Choi Sung Hyouk, Jang Ki Seok, Chung Min Sung
Department of General Surgery, Anatomical Pathology, Hanyang University Medical Center 222, Wangsimni-ro, Seongdong-gu, Seoul, Korea.
Department of Pathology, Hanyang University Medical Center 222, Wangsimni-ro, Seongdong-gu, Seoul, Korea.
Cancer Biomark. 2015;15(3):333-8. doi: 10.3233/CBM-140447.
Idiopathic granulomatous mastitis (IGM) and Tuberculosis mastitis (TM) are rare inflammatory diseases of the breast that can clinically mimic malignancy causing misdiagnosis as breast cancer. We present a rare case of bilateral granulomatous mastitis with a different etiology. An initial lesion developed in the right breast was diagnosed as IGM, which was treated with antibiotics and surgery. A subsequent lesion developed in the contralateral breast 5 months later and was diagnosed as TM, which also completely responded to antituberculosis medication without surgical excision. Differential diagnosis was made using the results of the polymerase chain reaction for tuberculosis (TBC-PCR) of both of the breast lesions in addition to typical pathologic findings of IGM in the right breast and an antituberculosis medication response in the left breast. To the best of our knowledge, this is the first case of bilateral granulomatous mastitis with a different etiology.

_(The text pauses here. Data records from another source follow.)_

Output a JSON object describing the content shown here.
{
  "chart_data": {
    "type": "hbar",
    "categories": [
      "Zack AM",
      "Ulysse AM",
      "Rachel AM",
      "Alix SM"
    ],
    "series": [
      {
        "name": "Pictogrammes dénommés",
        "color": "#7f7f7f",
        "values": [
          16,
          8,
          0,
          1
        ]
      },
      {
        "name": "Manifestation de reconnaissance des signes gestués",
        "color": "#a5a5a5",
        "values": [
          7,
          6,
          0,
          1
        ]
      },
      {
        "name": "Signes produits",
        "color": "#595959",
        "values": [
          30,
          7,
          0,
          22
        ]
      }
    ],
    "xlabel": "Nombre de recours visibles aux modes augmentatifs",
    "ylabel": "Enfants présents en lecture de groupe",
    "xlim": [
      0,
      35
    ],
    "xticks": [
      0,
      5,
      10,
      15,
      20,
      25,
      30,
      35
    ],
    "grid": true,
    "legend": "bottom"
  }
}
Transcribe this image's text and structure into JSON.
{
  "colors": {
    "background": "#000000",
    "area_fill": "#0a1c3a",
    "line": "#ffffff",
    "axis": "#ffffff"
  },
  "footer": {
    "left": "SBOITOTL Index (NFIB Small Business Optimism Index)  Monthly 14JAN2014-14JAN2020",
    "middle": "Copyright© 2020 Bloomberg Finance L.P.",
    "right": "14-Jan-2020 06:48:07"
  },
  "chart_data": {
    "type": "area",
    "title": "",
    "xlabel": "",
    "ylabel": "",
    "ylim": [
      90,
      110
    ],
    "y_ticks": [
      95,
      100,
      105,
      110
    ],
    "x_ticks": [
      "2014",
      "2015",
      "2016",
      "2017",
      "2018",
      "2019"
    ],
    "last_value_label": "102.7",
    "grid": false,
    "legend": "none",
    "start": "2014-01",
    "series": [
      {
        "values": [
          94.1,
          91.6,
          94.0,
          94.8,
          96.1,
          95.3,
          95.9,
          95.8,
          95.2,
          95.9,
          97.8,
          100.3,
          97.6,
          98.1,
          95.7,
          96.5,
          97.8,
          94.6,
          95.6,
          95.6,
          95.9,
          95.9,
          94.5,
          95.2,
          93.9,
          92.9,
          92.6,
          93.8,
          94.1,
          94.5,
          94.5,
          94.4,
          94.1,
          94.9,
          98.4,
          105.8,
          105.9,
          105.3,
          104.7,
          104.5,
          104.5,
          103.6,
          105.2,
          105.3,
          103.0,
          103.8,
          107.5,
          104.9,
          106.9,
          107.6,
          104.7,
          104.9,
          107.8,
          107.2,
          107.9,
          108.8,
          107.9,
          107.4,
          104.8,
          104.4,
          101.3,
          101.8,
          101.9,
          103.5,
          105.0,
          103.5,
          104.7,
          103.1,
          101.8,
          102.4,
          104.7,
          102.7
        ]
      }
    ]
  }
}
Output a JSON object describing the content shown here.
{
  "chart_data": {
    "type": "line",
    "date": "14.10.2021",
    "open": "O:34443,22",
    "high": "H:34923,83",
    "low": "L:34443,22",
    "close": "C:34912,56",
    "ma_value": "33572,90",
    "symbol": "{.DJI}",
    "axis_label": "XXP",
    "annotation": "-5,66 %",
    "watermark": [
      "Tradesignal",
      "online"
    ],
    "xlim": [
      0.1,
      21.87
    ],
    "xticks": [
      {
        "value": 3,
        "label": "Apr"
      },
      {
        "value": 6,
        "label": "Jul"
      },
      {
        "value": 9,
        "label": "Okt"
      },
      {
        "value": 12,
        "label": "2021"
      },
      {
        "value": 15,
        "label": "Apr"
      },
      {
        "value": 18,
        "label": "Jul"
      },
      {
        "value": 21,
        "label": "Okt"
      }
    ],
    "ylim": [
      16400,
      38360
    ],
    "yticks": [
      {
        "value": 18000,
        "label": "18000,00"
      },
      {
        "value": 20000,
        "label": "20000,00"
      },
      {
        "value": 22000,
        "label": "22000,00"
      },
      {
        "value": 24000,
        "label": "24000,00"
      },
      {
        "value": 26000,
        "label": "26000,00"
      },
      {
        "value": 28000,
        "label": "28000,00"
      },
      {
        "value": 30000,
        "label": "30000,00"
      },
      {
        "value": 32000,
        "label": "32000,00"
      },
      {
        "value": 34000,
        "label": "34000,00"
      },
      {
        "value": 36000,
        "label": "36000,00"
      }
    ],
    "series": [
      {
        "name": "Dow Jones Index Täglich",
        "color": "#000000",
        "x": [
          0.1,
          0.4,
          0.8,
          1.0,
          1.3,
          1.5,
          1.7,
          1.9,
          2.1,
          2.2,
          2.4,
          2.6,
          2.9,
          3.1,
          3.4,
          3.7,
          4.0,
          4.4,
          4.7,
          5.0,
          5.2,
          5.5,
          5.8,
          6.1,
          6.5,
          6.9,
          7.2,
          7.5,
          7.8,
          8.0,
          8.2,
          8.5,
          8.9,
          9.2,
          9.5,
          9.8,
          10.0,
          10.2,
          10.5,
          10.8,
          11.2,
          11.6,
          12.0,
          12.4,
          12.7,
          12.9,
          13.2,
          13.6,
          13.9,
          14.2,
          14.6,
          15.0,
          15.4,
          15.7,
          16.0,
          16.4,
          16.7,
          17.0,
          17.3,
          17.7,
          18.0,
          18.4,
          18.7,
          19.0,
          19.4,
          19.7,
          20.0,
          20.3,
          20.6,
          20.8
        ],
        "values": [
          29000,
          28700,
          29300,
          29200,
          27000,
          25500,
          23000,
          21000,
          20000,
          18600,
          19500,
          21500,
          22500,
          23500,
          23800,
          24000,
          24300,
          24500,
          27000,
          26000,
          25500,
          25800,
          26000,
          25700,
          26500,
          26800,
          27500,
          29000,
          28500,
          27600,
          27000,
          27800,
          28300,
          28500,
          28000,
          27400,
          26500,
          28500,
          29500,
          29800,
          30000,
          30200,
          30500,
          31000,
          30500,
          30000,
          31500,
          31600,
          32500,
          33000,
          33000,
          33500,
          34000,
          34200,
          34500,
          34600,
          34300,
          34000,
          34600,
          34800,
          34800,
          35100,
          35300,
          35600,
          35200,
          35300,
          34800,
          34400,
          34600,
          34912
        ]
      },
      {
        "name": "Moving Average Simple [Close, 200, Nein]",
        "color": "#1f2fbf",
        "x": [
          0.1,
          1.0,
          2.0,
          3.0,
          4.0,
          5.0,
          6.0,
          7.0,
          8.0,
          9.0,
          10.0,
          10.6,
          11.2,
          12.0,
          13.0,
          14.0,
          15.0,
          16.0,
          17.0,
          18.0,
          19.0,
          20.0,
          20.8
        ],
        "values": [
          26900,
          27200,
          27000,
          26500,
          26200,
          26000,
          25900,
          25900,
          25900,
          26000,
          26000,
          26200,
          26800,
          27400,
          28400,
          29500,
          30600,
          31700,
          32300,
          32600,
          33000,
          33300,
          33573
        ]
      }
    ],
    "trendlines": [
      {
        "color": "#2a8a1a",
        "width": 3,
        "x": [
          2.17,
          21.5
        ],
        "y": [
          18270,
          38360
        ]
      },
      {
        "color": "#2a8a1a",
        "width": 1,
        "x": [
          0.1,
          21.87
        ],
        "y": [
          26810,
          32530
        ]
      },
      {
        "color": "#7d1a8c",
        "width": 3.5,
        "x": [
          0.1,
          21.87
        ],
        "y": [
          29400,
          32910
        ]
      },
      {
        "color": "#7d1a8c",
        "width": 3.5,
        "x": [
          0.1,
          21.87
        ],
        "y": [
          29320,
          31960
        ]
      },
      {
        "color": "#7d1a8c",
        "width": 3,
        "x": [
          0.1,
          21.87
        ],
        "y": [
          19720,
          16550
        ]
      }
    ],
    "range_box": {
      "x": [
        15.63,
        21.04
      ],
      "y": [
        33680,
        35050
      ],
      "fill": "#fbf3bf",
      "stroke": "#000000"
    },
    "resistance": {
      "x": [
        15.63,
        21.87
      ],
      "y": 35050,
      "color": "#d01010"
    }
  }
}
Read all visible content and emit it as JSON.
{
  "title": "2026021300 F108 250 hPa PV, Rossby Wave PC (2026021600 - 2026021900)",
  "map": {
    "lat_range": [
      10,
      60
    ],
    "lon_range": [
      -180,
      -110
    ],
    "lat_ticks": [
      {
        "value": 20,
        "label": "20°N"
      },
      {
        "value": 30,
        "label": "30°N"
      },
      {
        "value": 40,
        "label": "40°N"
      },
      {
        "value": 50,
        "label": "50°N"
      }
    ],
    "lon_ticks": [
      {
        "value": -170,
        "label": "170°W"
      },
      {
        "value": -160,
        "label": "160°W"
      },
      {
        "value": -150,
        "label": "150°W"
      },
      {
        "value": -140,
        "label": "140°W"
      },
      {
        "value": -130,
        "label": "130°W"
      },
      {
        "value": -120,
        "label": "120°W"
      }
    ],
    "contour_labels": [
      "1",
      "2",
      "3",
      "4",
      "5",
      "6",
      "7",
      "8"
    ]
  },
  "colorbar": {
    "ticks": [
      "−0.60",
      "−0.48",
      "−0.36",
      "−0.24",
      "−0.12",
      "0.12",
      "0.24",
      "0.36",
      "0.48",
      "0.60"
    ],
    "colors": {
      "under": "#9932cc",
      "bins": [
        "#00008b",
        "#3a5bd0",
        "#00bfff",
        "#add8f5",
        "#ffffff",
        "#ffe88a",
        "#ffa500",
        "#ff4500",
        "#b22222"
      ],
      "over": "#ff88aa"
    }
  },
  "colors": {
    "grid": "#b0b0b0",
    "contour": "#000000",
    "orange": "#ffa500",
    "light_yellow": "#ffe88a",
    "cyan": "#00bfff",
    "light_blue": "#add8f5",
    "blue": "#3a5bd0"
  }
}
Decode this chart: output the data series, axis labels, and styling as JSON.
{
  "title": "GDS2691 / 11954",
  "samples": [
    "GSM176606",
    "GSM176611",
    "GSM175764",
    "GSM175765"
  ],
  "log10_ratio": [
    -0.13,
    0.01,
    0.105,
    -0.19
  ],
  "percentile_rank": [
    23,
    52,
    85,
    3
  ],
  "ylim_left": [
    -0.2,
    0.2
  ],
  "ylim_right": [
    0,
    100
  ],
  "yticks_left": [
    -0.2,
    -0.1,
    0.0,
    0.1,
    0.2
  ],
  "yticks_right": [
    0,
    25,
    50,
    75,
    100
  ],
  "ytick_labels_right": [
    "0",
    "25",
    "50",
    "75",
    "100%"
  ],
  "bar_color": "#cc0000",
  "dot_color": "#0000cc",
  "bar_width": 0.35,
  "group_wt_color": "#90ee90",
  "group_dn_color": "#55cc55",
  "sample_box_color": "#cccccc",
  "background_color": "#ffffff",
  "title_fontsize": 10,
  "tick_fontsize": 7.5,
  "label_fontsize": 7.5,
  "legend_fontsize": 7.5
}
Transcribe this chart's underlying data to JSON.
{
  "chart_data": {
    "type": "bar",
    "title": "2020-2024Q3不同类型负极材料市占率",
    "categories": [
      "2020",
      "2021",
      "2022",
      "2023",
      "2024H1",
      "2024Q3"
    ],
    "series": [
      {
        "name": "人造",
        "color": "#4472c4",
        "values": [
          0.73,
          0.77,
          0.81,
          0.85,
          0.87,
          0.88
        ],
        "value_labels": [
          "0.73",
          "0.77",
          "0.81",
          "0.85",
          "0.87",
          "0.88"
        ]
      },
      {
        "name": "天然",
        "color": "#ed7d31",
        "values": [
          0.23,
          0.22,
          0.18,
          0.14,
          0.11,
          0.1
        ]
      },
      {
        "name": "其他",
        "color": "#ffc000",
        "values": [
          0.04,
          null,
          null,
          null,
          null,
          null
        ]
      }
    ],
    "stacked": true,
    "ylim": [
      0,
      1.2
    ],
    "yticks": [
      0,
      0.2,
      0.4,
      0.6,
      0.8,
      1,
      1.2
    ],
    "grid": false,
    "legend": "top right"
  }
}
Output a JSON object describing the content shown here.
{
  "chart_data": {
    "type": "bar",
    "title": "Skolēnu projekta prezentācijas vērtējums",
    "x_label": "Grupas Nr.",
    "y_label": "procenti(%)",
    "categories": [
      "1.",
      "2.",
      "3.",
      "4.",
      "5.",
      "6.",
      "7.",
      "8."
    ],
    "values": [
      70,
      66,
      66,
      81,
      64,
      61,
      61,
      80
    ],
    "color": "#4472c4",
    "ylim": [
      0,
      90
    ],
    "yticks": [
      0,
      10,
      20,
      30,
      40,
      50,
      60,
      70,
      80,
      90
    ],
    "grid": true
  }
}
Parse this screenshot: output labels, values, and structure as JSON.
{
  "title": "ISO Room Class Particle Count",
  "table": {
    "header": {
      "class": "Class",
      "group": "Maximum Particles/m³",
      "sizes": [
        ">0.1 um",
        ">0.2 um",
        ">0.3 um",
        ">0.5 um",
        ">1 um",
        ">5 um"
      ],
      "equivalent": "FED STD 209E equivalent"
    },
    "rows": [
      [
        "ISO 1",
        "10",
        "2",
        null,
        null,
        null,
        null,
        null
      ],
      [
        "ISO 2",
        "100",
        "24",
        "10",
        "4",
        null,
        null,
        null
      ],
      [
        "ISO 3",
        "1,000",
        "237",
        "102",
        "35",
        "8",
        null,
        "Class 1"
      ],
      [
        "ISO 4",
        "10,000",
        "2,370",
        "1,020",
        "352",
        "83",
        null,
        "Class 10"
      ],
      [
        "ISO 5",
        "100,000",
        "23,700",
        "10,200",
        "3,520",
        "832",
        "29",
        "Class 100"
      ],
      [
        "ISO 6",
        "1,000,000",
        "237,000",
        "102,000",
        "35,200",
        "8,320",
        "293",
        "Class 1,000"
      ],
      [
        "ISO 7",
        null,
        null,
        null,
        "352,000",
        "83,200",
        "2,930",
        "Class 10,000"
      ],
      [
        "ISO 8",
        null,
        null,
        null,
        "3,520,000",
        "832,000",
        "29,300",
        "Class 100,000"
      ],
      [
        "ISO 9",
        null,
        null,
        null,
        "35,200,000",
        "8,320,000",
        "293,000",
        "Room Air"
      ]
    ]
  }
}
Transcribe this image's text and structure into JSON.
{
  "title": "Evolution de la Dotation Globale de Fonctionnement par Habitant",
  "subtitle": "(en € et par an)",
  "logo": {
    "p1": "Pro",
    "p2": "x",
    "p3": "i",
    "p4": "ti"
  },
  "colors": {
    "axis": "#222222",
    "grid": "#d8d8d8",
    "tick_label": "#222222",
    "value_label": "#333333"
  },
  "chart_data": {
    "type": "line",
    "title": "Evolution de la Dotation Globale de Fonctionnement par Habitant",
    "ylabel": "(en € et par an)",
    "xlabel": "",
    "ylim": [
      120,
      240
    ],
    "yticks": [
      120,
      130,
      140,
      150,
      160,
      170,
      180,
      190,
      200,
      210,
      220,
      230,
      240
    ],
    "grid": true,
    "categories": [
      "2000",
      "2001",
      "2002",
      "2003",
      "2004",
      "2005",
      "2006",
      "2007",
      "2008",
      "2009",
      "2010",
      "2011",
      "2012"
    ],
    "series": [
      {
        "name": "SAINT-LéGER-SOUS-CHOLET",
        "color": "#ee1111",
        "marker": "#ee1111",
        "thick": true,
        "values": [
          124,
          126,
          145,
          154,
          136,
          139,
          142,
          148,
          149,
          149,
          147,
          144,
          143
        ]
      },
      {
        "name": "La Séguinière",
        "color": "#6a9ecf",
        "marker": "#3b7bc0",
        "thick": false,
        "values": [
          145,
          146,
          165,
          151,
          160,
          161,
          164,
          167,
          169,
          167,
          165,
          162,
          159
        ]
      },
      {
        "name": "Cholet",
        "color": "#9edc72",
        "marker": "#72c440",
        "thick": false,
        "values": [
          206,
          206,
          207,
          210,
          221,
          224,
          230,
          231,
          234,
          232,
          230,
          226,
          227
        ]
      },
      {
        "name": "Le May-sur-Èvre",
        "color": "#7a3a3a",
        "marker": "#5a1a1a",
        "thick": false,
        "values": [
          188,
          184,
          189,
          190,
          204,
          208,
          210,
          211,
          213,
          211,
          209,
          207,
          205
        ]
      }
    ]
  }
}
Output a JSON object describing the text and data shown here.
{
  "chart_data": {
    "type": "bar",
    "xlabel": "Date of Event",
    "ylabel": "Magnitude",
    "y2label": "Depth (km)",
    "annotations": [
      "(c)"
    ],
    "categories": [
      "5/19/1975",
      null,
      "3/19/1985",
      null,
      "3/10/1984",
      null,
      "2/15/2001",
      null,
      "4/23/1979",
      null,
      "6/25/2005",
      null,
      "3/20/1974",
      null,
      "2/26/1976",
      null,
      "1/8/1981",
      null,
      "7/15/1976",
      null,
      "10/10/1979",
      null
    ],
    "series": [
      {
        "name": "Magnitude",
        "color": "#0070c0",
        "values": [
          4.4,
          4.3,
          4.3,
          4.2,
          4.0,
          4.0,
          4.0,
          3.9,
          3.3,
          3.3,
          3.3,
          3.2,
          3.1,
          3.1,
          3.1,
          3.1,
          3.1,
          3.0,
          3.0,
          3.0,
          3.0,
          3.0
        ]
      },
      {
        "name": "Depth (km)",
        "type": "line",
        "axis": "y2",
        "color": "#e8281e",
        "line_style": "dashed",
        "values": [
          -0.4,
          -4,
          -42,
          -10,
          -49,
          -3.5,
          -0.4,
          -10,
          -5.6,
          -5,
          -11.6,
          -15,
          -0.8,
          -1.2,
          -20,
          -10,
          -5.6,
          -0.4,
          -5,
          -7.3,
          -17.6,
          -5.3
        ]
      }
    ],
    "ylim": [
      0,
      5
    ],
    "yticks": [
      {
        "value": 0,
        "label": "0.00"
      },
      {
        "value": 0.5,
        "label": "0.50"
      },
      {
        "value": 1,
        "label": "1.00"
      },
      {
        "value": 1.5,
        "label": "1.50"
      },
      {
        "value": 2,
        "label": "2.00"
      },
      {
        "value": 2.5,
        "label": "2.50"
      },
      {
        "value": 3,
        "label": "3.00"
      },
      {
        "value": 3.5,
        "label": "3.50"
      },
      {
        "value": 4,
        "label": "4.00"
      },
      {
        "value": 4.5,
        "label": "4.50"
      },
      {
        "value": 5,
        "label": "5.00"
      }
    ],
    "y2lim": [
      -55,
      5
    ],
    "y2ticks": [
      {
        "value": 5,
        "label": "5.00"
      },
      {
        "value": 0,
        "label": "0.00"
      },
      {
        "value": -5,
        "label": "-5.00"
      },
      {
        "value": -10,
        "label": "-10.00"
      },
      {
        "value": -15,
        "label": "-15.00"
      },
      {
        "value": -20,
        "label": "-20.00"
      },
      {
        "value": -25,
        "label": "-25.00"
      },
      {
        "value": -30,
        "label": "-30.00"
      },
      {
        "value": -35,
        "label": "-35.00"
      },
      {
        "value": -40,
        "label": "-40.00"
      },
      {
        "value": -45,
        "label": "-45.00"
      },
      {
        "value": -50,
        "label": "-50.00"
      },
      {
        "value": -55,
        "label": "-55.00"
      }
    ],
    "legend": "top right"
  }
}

特发性肉芽肿性乳腺炎(IGM)和结核性乳腺炎(TM)是罕见的乳腺炎症性疾病,临床上可酷似恶性肿瘤,导致误诊为乳腺癌。我们报告一例病因不同的双侧肉芽肿性乳腺炎罕见病例。右侧乳房最初出现的病变被诊断为IGM,接受了抗生素治疗和手术。5个月后对侧乳房出现后续病变,被诊断为TM,同样对抗结核药物完全有效,无需手术切除。除了右侧乳房IGM的典型病理表现和左侧乳房对抗结核药物的反应外,还利用两个乳房病变的结核聚合酶链反应(TBC-PCR)结果进行鉴别诊断。据我们所知,这是首例病因不同的双侧肉芽肿性乳腺炎病例。